I’m talking about making sure they see value, stay mentally engaged and are compelled enough to act at every single step of your experience.

Website

Phone

Paperwork

Interview

Exam

Treatment Presentation

Pay

Schedule

Come Back to Actually Do the Work

And then we have the recurring visits whether follow-ups for certain types of specialty practices or hygiene visits for general practices.

If the patient isn’t in your office you got nothing.

No chance to wow them.

No chance to help them.

No chance to re-educate and influence.

No chance to increase their value of dentistry.

No chance to get a referral.

And around and around we go.

Now, before you go thinking you have no problem with patients showing up, take the last 1, 2, 3, 4, 5 even up to 10 years or more if you are willing to do it and factor in every new patient, every emergency patient and look at that total versus your active 6 month recare visit count.  Then you can tell me how you are doing.

Still, the fact is, that’s not enough because we need to know how much they are each worth, what has actually been done in their mouths and how many others they have referred.

You see, this is why I am so adamant and damnably tough on you when it comes to paying attention to all of the holes in your process and the leaks in your practice.

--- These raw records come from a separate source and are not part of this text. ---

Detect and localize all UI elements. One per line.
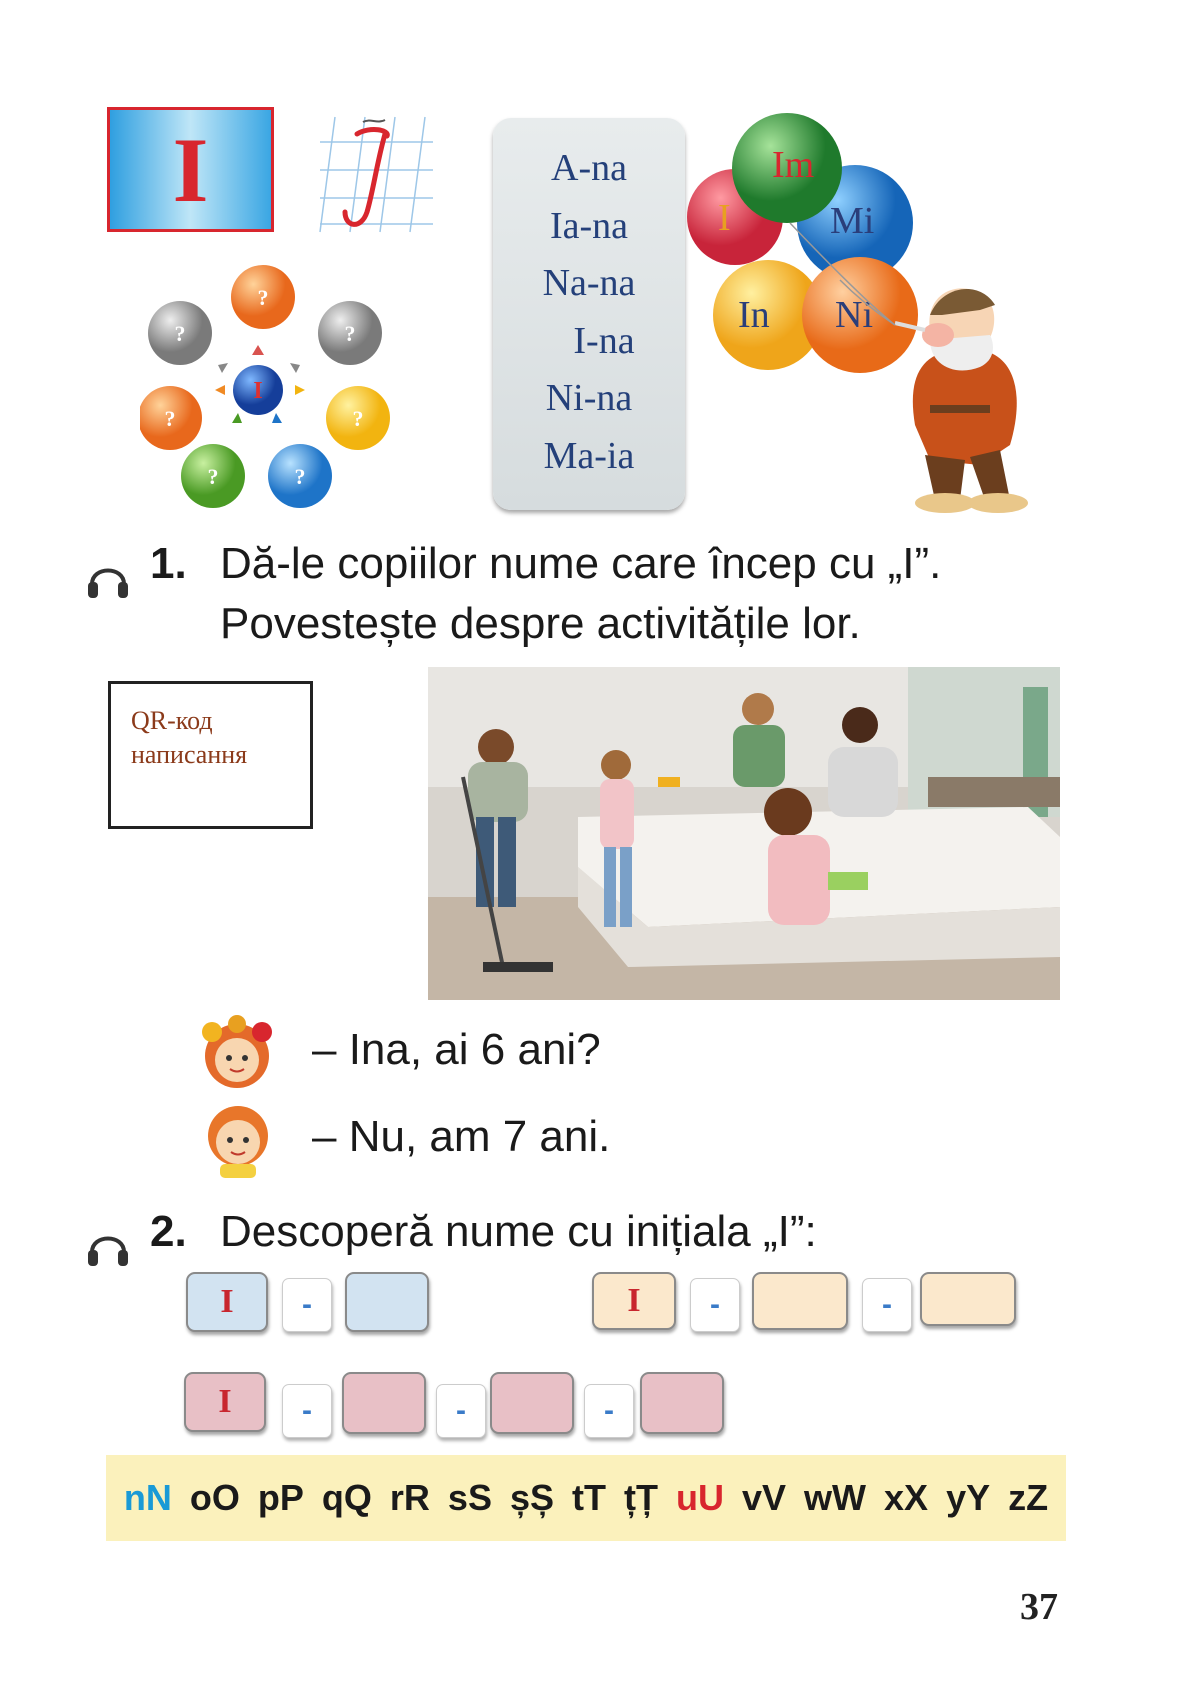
syllable-dash: - [436, 1384, 486, 1438]
alphabet-letter: wW [804, 1477, 867, 1518]
svg-text:?: ? [257, 285, 269, 310]
svg-text:I: I [718, 197, 731, 239]
word-item: Ia-na [549, 204, 629, 247]
alphabet-letter: xX [884, 1477, 929, 1518]
alphabet-letter: uU [675, 1477, 724, 1518]
syllable-word-card [493, 118, 685, 510]
alphabet-letter: yY [946, 1477, 991, 1518]
svg-text:?: ? [294, 464, 306, 489]
syllable-box[interactable] [490, 1372, 574, 1434]
svg-text:Ni: Ni [835, 294, 873, 336]
alphabet-letter: pP [257, 1477, 304, 1518]
syllable-dash: - [282, 1384, 332, 1438]
word-item: Ma-ia [543, 434, 635, 477]
svg-text:Im: Im [772, 144, 815, 186]
girl-avatar [182, 1012, 290, 1094]
alphabet-letter: nN [123, 1477, 172, 1518]
qr-code-placeholder[interactable] [108, 681, 313, 829]
word-item: I-na [573, 319, 635, 362]
exercise2-text: Descoperă nume cu inițiala „I”: [220, 1207, 817, 1256]
word-item: Ni-na [545, 377, 633, 419]
exercise1-line1: Dă-le copiilor nume care încep cu „I”. [220, 539, 942, 588]
svg-text:?: ? [344, 321, 356, 346]
alphabet-letter: oO [189, 1477, 240, 1518]
qr-line2: написання [131, 740, 248, 769]
syllable-box-initial[interactable]: I [186, 1272, 268, 1332]
syllable-box[interactable] [342, 1372, 426, 1434]
svg-text:?: ? [164, 406, 176, 431]
svg-text:In: In [738, 294, 770, 336]
svg-text:?: ? [352, 406, 364, 431]
alphabet-letter: qQ [321, 1477, 372, 1518]
family-kitchen-photo [428, 667, 1060, 1000]
exercise2-number: 2. [150, 1207, 187, 1256]
syllable-dash: - [584, 1384, 634, 1438]
word-item: A-na [551, 147, 627, 189]
qr-line1: QR-код [131, 706, 213, 735]
headphones-icon [84, 554, 132, 602]
page-number: 37 [1020, 1586, 1058, 1628]
syllable-box-initial[interactable]: I [592, 1272, 676, 1330]
word-item: Na-na [542, 262, 636, 304]
syllable-box-initial[interactable]: I [184, 1372, 266, 1432]
svg-text:?: ? [174, 321, 186, 346]
cursive-letter-grid [315, 112, 435, 238]
balloons-illustration [680, 105, 1060, 515]
exercise1-line2: Povestește despre activitățile lor. [220, 599, 861, 648]
syllable-box[interactable] [345, 1272, 429, 1332]
svg-text:Mi: Mi [830, 200, 875, 242]
alphabet-letter: țȚ [624, 1477, 658, 1518]
svg-text:I: I [253, 378, 263, 404]
syllable-box[interactable] [920, 1272, 1016, 1326]
headphones-icon [84, 1222, 132, 1270]
boy-avatar [198, 1100, 278, 1180]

People complain to me about not getting enough new patients but they miss phones, don’t return calls timely, answer questions improperly and don’t control conversations.

Then we have patients in the practice that delay treatment with no real reason and they have no structured follow-up or system to keep the patient in motion and at least coming back for something.

I see more waste in calls that are missed, treatment that walks out the door, patients that are lost in any of the different compartments of your practice than there are the ones that we capitalize on and keep.

The point is not to pick on you but to get you to realize that the single greatest and most important aspect of what you do is GETTING YOUR PATIENTS INTO YOUR PRACTICE.  Then you must keep them in the flow of treatment and coming back in order for you to continue cultivating their commitment to health and building a personal relationship.

Realize that more attention paid to this and more focused structure put on it, the more you create a thriving, robust, compounding impact of treatment and patient opportunities that will lead to amazing growth potential WIHTOUT you having to work harder or see more.